Namun, pernyataan tersebut tidak hanya menyesatkan, tetapi juga tidak dapat dibenarkan secara hukum dan kemanusiaan. Kehadiran TNI di Papua, termasuk pembangunan pos militer, adalah langkah yang sah, konstitusional, dan berlandaskan pada hukum yang berlaku di Indonesia, antara lain:
1. Undang-Undang Dasar Negara Republik Indonesia Tahun 1945, khususnya Pasal 30 yang menegaskan bahwa TNI adalah alat negara untuk menjaga kedaulatan, keutuhan wilayah NKRI, dan keselamatan bangsa.

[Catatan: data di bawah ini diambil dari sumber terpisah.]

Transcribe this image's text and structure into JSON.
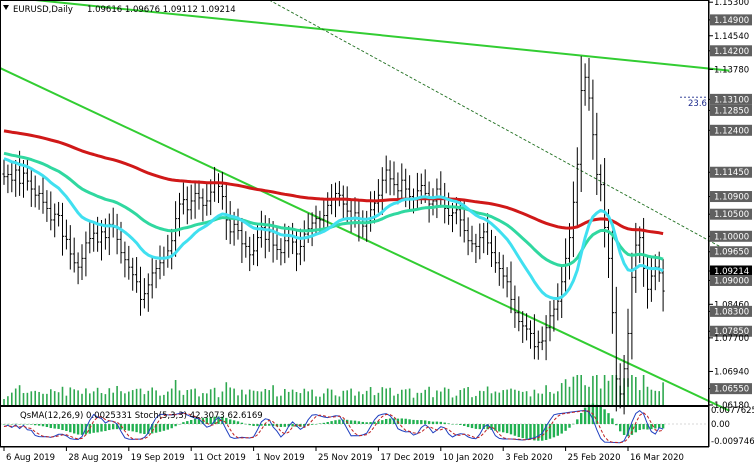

2. Undang-Undang RI Nomor 34 Tahun 2004 tentang Tentara Nasional Indonesia, yang memberikan kewenangan kepada TNI dalam operasi militer selain perang (OMSP), termasuk mengamankan wilayah perbatasan dan menangani gerakan separatis bersenjata.
3. Peraturan Presiden RI Nomor 66 Tahun 2019 tentang Susunan Organisasi Tentara Nasional Indonesia, yang memperkuat struktur Komando Gabungan Wilayah Pertahanan (Kogabwilhan) sebagai garda terdepan dalam menangani ancaman dan konflik bersenjata di wilayah-wilayah tertentu.
Dengan demikian, pembangunan pos militer di wilayah-wilayah rawan seperti Puncak Jaya adalah bagian dari operasi pengamanan wilayah negara yang sah, yang bertujuan untuk:
* Menjamin keselamatan masyarakat sipil,
* Menyediakan perlindungan bagi aktivitas pembangunan nasional, dan
* Mencegah penyebaran kekerasan oleh kelompok separatis bersenjata.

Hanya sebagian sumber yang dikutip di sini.